I think the goal of Firefox is to make more progress by having a more efficient platform in the first place. If it takes 40 hours per feature for 10 features (400 hours) or 200 hours up front time and 10 hours per feature (300 hours) I’d take the second cost anyday.
#14 by Anonymous on February 17, 2004 - 2:02 am
sorry i think the title is a traffic bait
#15 by Nathan on February 23, 2004 - 12:03 am
Chatzilla will work with Firefox, I use it all the time.
#16 by Tom on March 26, 2004 - 3:32 pm
Just curious.

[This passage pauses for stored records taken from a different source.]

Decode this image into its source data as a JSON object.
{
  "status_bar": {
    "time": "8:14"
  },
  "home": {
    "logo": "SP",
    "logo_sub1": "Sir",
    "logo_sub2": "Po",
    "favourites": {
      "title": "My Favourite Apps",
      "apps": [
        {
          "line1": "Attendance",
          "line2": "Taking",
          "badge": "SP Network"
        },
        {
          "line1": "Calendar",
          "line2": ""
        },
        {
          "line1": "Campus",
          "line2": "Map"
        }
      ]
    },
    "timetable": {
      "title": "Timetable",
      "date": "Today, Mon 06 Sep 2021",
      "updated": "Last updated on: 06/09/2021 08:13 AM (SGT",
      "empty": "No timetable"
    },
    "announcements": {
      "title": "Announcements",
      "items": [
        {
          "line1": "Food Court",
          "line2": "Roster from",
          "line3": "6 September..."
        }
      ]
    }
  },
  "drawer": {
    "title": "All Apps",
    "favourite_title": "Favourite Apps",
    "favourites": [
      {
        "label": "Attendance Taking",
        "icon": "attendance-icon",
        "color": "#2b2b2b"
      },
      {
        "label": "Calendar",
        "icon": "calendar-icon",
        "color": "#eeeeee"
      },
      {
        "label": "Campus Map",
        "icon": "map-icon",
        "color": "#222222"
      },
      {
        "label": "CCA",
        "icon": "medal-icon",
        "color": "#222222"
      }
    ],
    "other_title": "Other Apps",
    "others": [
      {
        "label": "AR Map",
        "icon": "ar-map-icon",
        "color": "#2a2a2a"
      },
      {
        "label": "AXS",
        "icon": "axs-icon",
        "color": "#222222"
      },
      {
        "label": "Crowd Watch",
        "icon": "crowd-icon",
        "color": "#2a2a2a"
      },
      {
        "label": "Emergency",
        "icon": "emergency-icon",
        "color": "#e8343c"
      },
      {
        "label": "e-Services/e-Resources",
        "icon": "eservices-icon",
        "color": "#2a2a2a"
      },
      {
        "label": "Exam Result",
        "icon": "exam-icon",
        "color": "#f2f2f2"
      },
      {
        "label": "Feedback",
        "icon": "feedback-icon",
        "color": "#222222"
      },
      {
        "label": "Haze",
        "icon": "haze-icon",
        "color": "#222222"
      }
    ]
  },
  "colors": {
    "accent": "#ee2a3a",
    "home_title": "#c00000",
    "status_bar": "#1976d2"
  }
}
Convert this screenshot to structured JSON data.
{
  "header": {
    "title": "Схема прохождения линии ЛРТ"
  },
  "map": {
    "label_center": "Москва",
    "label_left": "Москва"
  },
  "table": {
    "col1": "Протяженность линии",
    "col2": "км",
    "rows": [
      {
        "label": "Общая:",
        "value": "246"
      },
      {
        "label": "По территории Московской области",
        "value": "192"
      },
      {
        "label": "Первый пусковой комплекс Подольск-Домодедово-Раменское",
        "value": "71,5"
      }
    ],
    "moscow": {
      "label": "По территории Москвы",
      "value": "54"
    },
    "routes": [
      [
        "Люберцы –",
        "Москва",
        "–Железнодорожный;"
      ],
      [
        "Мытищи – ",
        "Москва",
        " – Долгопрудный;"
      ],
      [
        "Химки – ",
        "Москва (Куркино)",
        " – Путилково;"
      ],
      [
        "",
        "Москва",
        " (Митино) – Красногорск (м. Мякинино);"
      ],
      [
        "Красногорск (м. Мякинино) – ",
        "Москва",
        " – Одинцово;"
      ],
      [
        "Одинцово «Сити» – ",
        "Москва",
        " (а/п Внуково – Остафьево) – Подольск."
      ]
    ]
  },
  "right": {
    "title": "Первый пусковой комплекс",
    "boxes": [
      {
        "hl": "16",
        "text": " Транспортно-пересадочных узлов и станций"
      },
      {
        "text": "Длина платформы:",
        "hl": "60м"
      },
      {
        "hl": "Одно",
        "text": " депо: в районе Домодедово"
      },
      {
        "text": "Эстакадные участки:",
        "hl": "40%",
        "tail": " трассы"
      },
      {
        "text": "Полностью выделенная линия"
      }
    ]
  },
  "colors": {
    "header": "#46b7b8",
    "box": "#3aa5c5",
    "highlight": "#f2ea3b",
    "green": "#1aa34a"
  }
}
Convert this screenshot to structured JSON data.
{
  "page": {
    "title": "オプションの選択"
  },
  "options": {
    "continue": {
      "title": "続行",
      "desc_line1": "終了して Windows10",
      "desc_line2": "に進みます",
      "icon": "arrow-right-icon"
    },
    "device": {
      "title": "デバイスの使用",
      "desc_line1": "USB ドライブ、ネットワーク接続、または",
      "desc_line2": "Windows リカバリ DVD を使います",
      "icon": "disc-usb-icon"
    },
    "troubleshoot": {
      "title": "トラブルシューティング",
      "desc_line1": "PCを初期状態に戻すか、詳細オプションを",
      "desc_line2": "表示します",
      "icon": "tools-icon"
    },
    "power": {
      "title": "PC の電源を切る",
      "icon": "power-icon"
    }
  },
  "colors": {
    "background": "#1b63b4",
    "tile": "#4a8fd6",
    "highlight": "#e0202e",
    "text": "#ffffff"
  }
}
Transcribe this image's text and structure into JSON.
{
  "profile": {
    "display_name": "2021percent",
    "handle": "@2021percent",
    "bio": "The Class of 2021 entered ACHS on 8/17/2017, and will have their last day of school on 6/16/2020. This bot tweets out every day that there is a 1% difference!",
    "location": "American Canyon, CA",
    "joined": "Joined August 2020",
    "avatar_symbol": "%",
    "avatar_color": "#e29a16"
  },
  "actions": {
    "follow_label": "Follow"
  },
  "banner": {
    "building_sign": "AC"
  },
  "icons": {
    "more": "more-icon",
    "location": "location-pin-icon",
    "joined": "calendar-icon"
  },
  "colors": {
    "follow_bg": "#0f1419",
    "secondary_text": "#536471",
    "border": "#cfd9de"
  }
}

How does Firefox “grows on you”? I’ve been using Firefox for months, and as far as I can tell, everytime I leave the computer at night, Firefox doesn’t go with me.
#17 by Rick on April 16, 2004 - 4:23 pm
I like Firefox alot too…………a lean and mean browser without all the “fluff”. I’ve been running 0.8 on Mandrake 9.2 & Mandrake 10 and I seem to have a problem with a memory leak. It would be nice if that was fixed so it wouldn’t slow my otherwise fast system down to a crawl. Until then it’s Konqueror or Mozilla for me. Too much “fluff” with Opera too and as for “Windoze” ( IE 6 )….4getaboutit!!!!!!!!!!!!!!!!!!